Ce qui implique la persistance des mesures de protection qui s’ajouteront à celles qui ont été mises en place depuis le 11 septembre, puis en 2015, en prévention du terrorisme. Comme l’a largement démontré le déconfinement, la « liberté » des individus, loin d’être recouvrée, se fera sous la forme de contraintes de toutes sortes. Ce qui semble démentir les théories permettant de bâtir une société différente, meilleure et plus égalitaire. Certes, dans l’enthousiasme de la reconstruction, les obligations de sécurité ne devraient pas peser excessivement. Il n’empêche que notre inévitable affaiblissement économique ne suffira pas pour poser les bases du changement. Des millions de Français n’auront pour principale préoccupation que de retrouver un emploi et leur détresse personnelle ne les mènera pas au Graal, car l’offre sera, pendant des années, inférieure à la demande.
Plusieurs schémas nous ont été proposés : celui de la révolution sociale et de la réapparition du dirigisme économique. Les temps sont assez durs pour que nous ne négligions pas cette hypothèse. Mais comment y croire dans un contexte européen où nous serions les seuls à nous y aventurer ? L'autre grande proposition est celle des écologistes, qui n'ont pas tort de mettre à profit le séisme qui a ravagé le pays pour introduire, dans tous les aspects de la réindustrialisation, le souci environnemental. Ils sont persuadés qu'il est possible d'associer la prospérité à la lutte contre le réchauffement climatique, mais la volonté des Français de travailler le plus vite possible peut se contenter des projets les plus classiques, donc les plus rapides et les plus efficaces du point de vue du retour à l'emploi.

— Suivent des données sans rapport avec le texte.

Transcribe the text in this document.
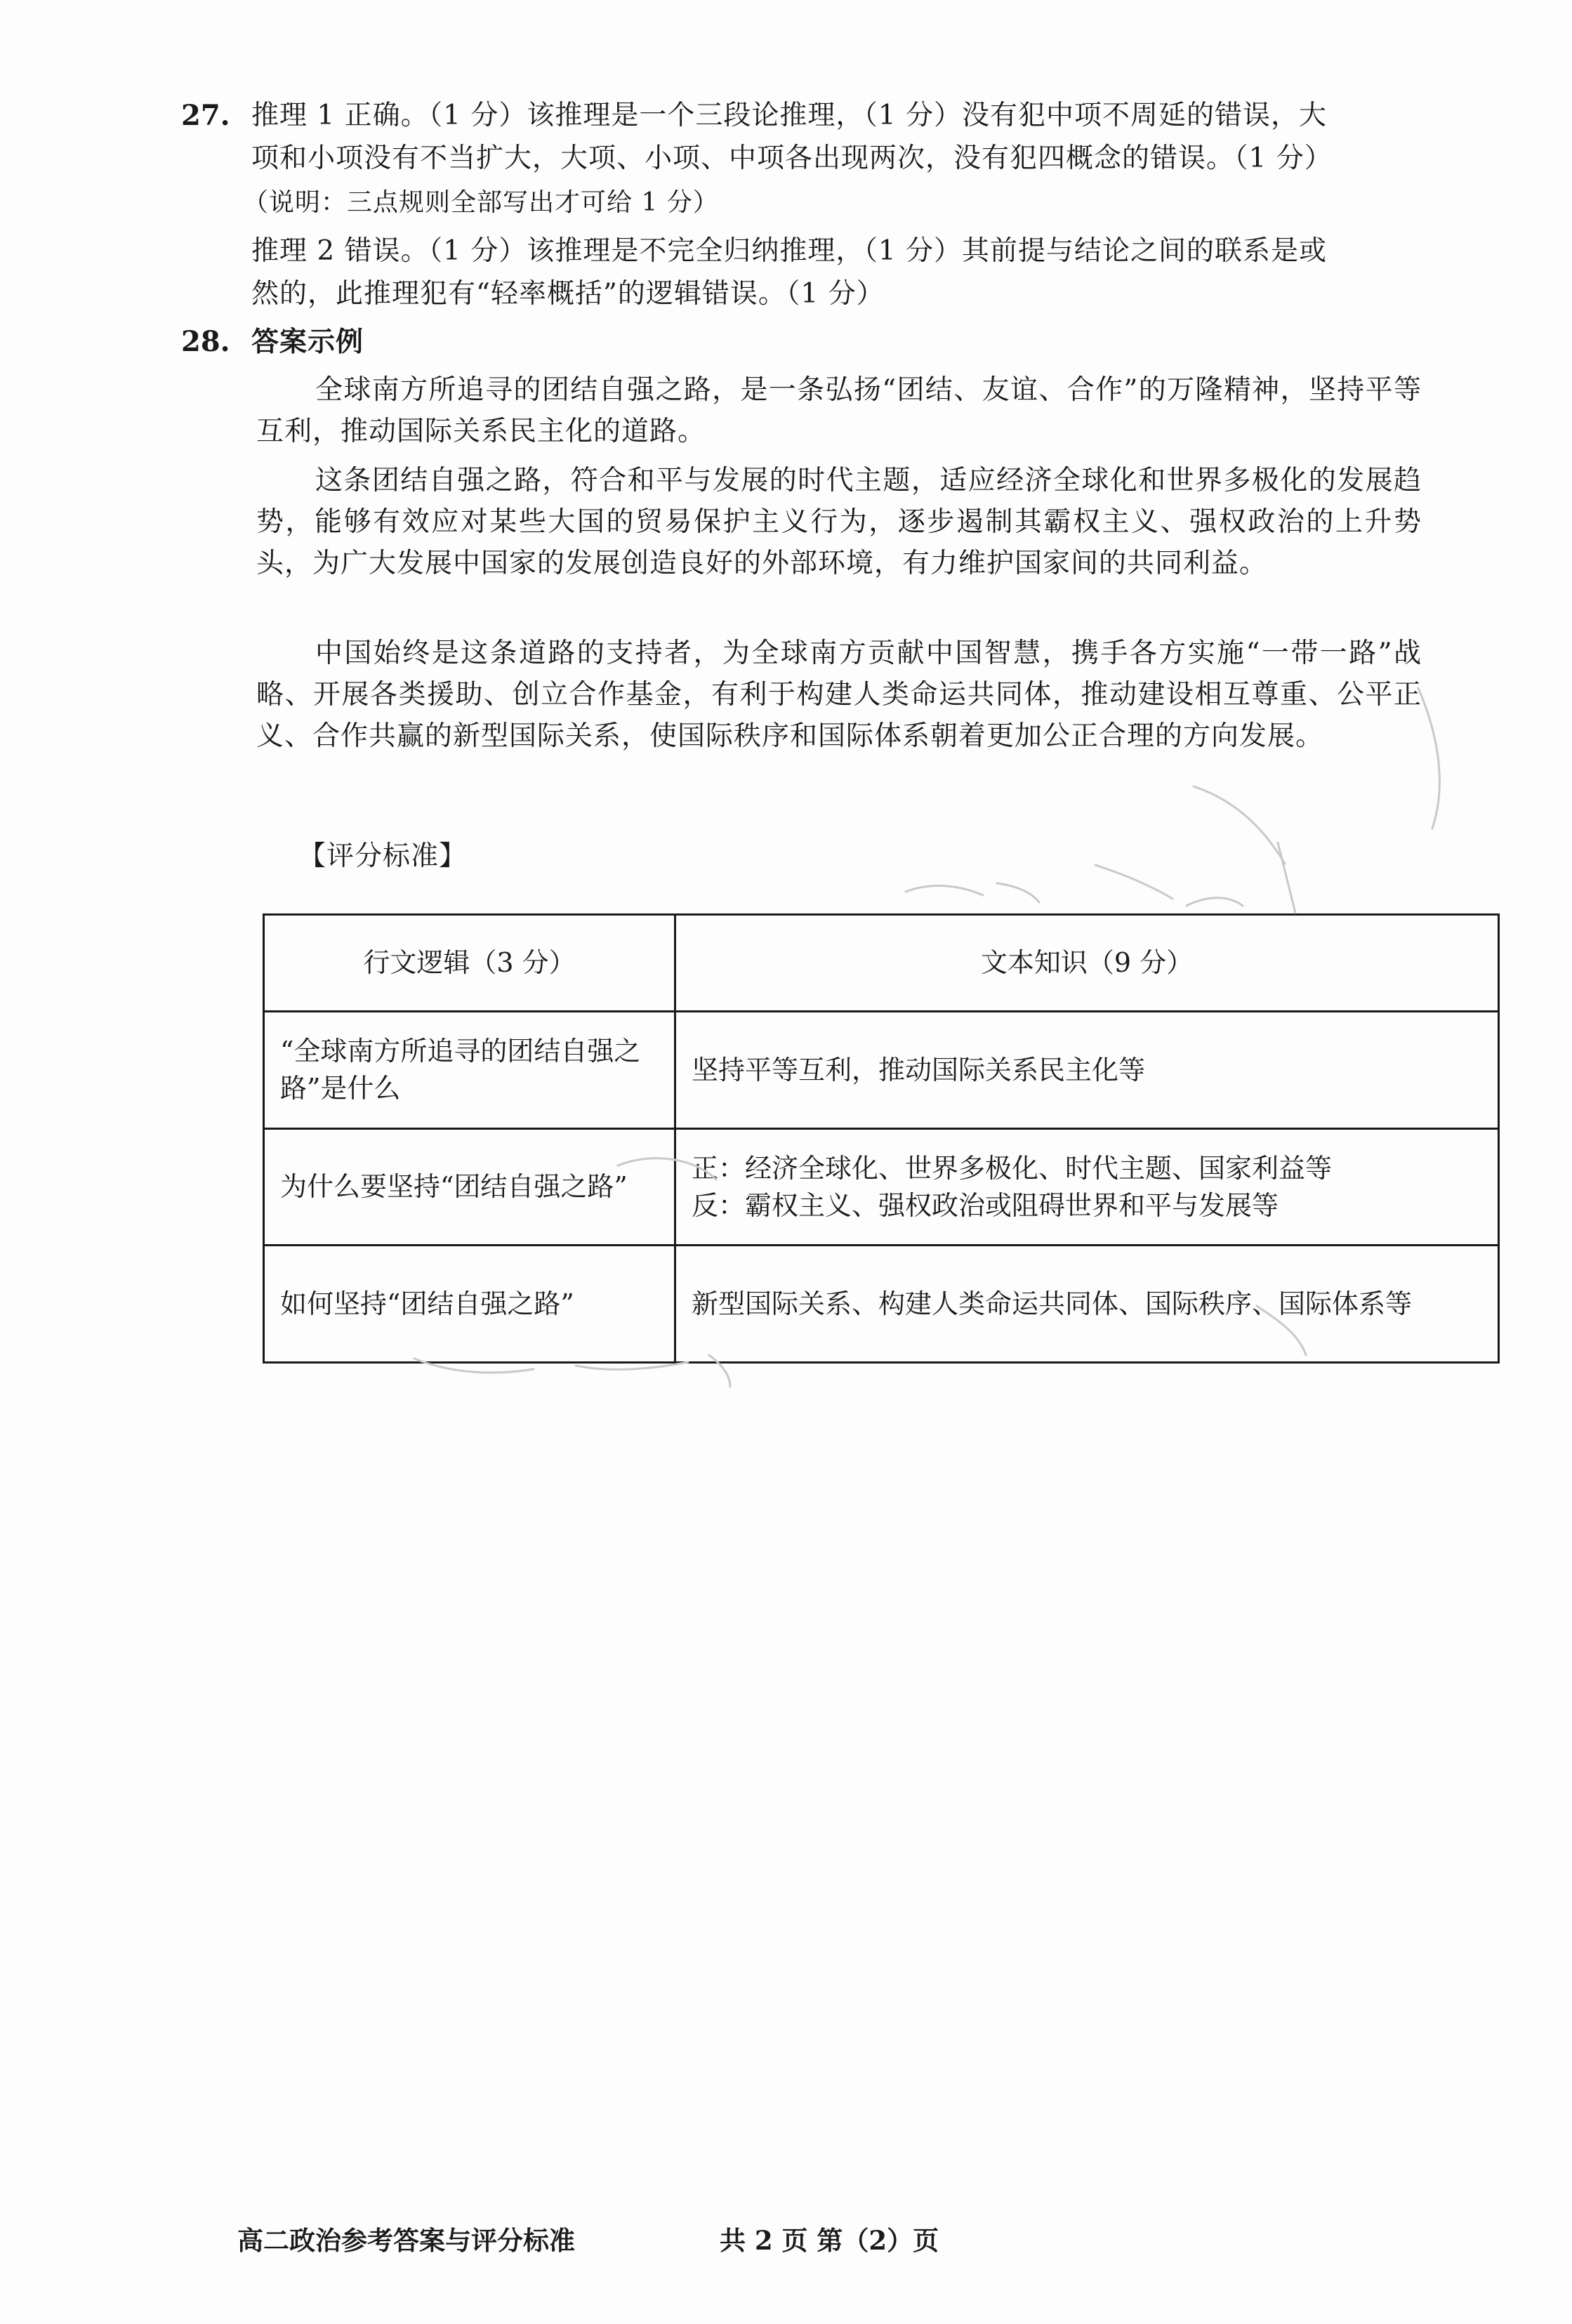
27. 推理 1 正确。（1 分）该推理是一个三段论推理，（1 分）没有犯中项不周延的错误，大
项和小项没有不当扩大，大项、小项、中项各出现两次，没有犯四概念的错误。（1 分）
（说明：三点规则全部写出才可给 1 分）
推理 2 错误。（1 分）该推理是不完全归纳推理，（1 分）其前提与结论之间的联系是或
然的，此推理犯有“轻率概括”的逻辑错误。（1 分）
28. 答案示例

全球南方所追寻的团结自强之路，是一条弘扬“团结、友谊、合作”的万隆精神，坚持平等互利，推动国际关系民主化的道路。

这条团结自强之路，符合和平与发展的时代主题，适应经济全球化和世界多极化的发展趋势，能够有效应对某些大国的贸易保护主义行为，逐步遏制其霸权主义、强权政治的上升势头，为广大发展中国家的发展创造良好的外部环境，有力维护国家间的共同利益。

中国始终是这条道路的支持者，为全球南方贡献中国智慧，携手各方实施“一带一路”战略、开展各类援助、创立合作基金，有利于构建人类命运共同体，推动建设相互尊重、公平正义、合作共赢的新型国际关系，使国际秩序和国际体系朝着更加公正合理的方向发展。

【评分标准】
行文逻辑（3 分）	文本知识（9 分）
“全球南方所追寻的团结自强之路”是什么	坚持平等互利，推动国际关系民主化等

为什么要坚持“团结自强之路”	正：经济全球化、世界多极化、时代主题、国家利益等
反：霸权主义、强权政治或阻碍世界和平与发展等

如何坚持“团结自强之路”	新型国际关系、构建人类命运共同体、国际秩序、国际体系等
高二政治参考答案与评分标准	共 2 页 第（2）页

La semaine dernière, « Time magazine » publiait l'article d'un essayiste hollandais, Peter Bregman, l'Européen le plus optimiste du continent. Il décrit les lendemains radieux du coronavirus, avec une croissance propre dictée, non pas par la volonté humaine, mais par la nécessité qu'impose la pandémie. Il cite avec enthousiasme Greta Thunberg et l'essor fulgurant des thèses de l'économiste français Thomas Piketty, passé, avec un seul (mais gros) ouvrage, de l'anonymat à la gloire. Il constate que les penseurs les plus conservateurs de l'économie libérale ont changé d'orientation, comme le démontre la lecture attentive des essais publiés dans le « Financial Times », l'autorité en matière d'économie et de finances.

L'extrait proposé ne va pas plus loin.